Ajo Blanco (Andalusian White Gazpacho)
This is an interesting soup from the Andalusian region of Spain that is perfect for Summer. Though most folks would consider a chilled soup of cucumbers, tomatoes and bell peppers to be a “traditional” gazpacho, none of those ingredients are indigenous to Spain, and would not have been available until after the discovery of the new world. Bread- and almond- thickened preparations, on the other hand, are typical of the Ancient Roman recipes of Apicius, the oldest-known Western source of recorded recipes. In all likelihood, the roots of White Gazpacho are tracable to the Roman occupation of the Spanish peninsula.
Both white grapes and diced melon are used to garnish the soup, with tradition preferring white grapes. We use melon at The Manor, however, to capitalize on the availability of excellent locally-grown cantaloupes in season.

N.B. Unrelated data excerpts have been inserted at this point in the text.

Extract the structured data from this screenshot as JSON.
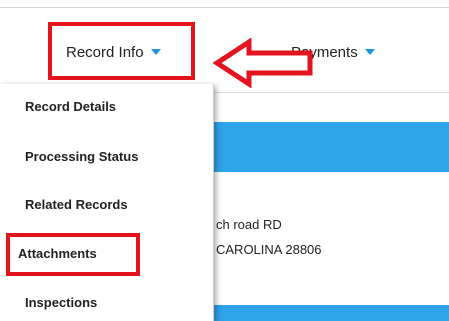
{
  "nav": {
    "tabs": [
      {
        "label": "Record Info"
      },
      {
        "label": "Payments"
      }
    ]
  },
  "dropdown": {
    "items": [
      {
        "label": "Record Details"
      },
      {
        "label": "Processing Status"
      },
      {
        "label": "Related Records"
      },
      {
        "label": "Attachments"
      },
      {
        "label": "Inspections"
      }
    ]
  },
  "content": {
    "address_line_1": "ch road RD",
    "address_line_2": "CAROLINA 28806"
  },
  "colors": {
    "highlight": "#e3141d",
    "accent": "#1a97d8",
    "band": "#2fa3ea"
  },
  "icons": {
    "dropdown_caret": "chevron-down-icon",
    "annotation_arrow": "arrow-left-icon"
  }
}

- 1 1/4 cups almond butter
- 3 cups water
- 5 tablespoons sherry vinegar
- 2 cloves raw garlic, split, germ romoved
- 6 ounces crustless sourdough bread, cubed
- 4 ounces finely diced cantaloupe
- kosher salt to taste
- black pepper from the mill
Combine almond butter, water, vinegar, garlic and cubed bread in a blender. Process until silky smooth and creamy-looking.
Transfer to a metal bowl and chill in an ice bath for a few hours or under refrigeration overnight.
Once sufficiently chilled, season to taste with kosher salt.
Serve in chilled serving bowls garnished with a sprinkling of finely diced melon and a few grinds of fresh black pepper.